How can I help my step daughter to cope up with her mother's imprisonment?
Q: I have an 8 year old step-daughter who is very troubled. Her mother has a drug problem and was recently put in jail. The child's mother told her the truth 3 weeks ago. My step-daughter has changed drastically after this. She has become a liar, makes up stories to hurt others, slams doors, stamps her feet and is very aggressive and hateful. She used to be very pleasant and kind to everyone but now she is out of control. What should I do as her step-mother? She lives with me and her father full time now. Her mother used to have joint custody and still does. But ever since she found a new boyfriend, she has left the child here with us. She has only seen her mother 3 days out of the last 43 days and she misses her. Her mother is set to be sentenced in 5 weeks and if she is put in prison, it will be unbearable for the child. How can I ensure that my step-daughter doesn't get depressed or uncontrollable? She loves her mother very much, but the truth is destroying her. She refuses to talk about it and has been caught numerous times lying for her mother to cover up the hard truth. Do I need to get my step-daughter evaluated for trauma and stress issues?

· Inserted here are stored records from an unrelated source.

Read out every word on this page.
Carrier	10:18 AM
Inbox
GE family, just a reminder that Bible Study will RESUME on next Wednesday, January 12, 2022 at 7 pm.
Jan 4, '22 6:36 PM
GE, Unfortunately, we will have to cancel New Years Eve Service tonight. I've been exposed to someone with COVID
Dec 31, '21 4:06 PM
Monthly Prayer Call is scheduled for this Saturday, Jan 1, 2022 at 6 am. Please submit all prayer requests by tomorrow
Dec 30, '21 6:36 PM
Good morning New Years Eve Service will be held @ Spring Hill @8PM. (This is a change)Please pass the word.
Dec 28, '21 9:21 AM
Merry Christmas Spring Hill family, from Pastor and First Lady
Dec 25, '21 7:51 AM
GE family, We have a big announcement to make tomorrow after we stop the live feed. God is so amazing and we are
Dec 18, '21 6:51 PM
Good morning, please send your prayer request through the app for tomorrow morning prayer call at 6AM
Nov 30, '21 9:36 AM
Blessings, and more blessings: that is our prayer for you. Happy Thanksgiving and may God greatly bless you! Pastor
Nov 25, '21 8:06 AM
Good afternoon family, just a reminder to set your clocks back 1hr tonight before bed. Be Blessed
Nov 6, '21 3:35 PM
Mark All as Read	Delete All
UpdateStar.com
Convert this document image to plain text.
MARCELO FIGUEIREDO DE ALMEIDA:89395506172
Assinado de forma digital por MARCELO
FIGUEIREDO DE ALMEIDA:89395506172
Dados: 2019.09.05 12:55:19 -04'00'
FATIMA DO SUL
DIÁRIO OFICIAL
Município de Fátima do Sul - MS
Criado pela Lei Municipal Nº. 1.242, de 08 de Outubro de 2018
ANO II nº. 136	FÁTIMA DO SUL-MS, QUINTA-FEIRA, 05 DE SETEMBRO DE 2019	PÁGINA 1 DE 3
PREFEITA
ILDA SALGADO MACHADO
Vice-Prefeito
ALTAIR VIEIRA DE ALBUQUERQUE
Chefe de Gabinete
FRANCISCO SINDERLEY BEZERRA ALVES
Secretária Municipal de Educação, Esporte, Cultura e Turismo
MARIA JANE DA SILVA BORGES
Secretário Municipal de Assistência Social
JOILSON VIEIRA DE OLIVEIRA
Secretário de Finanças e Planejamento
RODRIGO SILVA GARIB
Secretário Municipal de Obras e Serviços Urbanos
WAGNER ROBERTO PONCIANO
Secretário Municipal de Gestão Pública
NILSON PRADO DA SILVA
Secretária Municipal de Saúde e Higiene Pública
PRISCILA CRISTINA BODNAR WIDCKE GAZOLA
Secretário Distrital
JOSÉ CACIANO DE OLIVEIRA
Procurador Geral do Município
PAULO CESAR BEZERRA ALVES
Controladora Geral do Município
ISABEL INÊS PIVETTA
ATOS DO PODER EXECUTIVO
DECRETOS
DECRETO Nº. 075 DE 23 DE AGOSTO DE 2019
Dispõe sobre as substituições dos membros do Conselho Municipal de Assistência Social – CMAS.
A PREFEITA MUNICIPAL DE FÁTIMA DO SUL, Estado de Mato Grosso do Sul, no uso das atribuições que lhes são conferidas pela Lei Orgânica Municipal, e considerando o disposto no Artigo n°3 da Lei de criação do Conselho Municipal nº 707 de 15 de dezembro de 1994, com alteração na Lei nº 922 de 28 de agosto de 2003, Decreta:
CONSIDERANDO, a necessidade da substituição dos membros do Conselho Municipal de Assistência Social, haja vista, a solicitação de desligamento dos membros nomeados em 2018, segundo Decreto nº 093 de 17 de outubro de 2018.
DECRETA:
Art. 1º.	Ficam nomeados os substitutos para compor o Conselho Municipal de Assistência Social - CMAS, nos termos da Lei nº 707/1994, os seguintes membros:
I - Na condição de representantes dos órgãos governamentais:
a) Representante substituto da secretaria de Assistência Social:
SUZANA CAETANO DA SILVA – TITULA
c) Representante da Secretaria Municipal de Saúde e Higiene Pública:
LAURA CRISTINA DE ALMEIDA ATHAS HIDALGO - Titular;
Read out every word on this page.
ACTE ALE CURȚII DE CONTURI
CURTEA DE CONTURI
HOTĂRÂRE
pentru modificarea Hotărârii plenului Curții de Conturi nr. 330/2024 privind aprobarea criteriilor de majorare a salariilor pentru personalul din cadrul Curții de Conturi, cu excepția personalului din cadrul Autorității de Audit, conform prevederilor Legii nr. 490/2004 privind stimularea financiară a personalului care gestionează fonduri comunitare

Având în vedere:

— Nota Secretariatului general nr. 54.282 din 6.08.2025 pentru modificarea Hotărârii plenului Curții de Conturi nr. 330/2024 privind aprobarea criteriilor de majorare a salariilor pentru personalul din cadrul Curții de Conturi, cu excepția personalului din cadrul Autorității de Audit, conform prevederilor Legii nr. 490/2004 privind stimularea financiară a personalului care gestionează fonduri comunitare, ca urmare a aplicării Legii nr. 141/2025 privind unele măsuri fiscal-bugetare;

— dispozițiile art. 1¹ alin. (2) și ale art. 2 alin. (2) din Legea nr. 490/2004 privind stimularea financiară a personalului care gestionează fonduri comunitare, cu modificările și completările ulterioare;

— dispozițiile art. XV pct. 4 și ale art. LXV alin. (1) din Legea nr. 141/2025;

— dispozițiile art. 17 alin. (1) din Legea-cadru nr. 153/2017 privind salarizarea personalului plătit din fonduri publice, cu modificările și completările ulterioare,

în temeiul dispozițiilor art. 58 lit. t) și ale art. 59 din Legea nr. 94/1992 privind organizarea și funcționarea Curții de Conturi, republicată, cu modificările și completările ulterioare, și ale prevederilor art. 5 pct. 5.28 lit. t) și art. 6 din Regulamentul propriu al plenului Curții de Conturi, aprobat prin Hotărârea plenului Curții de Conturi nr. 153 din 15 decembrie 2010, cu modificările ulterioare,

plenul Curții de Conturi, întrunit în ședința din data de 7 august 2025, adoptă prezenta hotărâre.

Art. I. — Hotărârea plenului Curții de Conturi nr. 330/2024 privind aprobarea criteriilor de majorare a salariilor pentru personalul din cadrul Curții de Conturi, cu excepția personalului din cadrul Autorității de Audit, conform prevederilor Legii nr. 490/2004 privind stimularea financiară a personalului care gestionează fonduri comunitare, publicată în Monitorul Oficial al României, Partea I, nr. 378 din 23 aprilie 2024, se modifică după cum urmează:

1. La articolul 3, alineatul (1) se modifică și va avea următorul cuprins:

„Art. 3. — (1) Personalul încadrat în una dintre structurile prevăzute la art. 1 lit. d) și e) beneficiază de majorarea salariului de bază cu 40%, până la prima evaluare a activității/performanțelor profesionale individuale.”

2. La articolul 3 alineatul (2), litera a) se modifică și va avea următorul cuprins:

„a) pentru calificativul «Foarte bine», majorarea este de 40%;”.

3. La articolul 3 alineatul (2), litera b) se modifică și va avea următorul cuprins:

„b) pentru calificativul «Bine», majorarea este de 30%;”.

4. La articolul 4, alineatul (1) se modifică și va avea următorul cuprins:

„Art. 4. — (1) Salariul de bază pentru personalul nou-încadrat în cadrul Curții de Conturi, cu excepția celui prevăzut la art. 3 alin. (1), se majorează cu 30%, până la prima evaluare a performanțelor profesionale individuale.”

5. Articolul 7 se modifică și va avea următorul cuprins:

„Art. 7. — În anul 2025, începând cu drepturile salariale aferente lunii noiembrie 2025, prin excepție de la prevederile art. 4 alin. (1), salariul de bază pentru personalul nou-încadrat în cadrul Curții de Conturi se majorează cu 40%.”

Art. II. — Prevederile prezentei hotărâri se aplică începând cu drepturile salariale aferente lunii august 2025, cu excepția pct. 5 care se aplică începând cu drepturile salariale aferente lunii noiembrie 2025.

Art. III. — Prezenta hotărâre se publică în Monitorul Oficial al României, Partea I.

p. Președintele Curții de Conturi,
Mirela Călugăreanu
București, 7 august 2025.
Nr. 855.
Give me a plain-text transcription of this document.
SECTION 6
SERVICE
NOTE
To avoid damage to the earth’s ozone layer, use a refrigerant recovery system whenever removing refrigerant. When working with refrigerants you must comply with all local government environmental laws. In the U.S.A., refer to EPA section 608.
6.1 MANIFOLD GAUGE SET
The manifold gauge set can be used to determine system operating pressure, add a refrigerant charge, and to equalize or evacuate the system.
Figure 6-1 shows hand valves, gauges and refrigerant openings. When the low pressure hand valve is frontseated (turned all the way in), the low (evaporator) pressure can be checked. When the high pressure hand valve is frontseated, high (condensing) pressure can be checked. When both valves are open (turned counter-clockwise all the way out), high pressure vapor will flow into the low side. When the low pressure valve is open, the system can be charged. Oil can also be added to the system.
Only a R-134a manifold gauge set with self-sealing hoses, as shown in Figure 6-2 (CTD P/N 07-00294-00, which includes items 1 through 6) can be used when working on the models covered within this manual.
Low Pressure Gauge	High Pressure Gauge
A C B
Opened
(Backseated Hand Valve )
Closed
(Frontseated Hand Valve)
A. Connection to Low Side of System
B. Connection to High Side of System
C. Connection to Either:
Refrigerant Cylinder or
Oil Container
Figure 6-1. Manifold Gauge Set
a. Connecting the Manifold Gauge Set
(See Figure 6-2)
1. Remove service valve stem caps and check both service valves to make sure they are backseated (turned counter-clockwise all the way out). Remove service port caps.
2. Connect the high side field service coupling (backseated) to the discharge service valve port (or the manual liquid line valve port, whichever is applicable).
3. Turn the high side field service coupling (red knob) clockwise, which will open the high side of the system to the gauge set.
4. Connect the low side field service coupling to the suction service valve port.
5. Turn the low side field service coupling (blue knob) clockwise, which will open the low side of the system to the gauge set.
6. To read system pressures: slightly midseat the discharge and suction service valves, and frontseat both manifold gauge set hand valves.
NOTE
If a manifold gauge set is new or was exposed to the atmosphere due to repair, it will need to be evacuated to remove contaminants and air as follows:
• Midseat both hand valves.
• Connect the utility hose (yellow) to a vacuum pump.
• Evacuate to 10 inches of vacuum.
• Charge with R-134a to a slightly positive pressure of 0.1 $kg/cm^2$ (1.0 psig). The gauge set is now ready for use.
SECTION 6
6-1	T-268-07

A:You definitely need to seek professional help for your step-daughter and family therapy for the entire family, including yourself and your husband and if possible the birth-mother. At the tender age of 8 years this child has seen unpleasantness, separation and drug abuse by her mother. She is bound to be traumatised and confused. As a step-parent, you can only provide unconditional support, warmth, acceptance and keep communication channels open. But continuous individual therapy for the child is strongly recommended.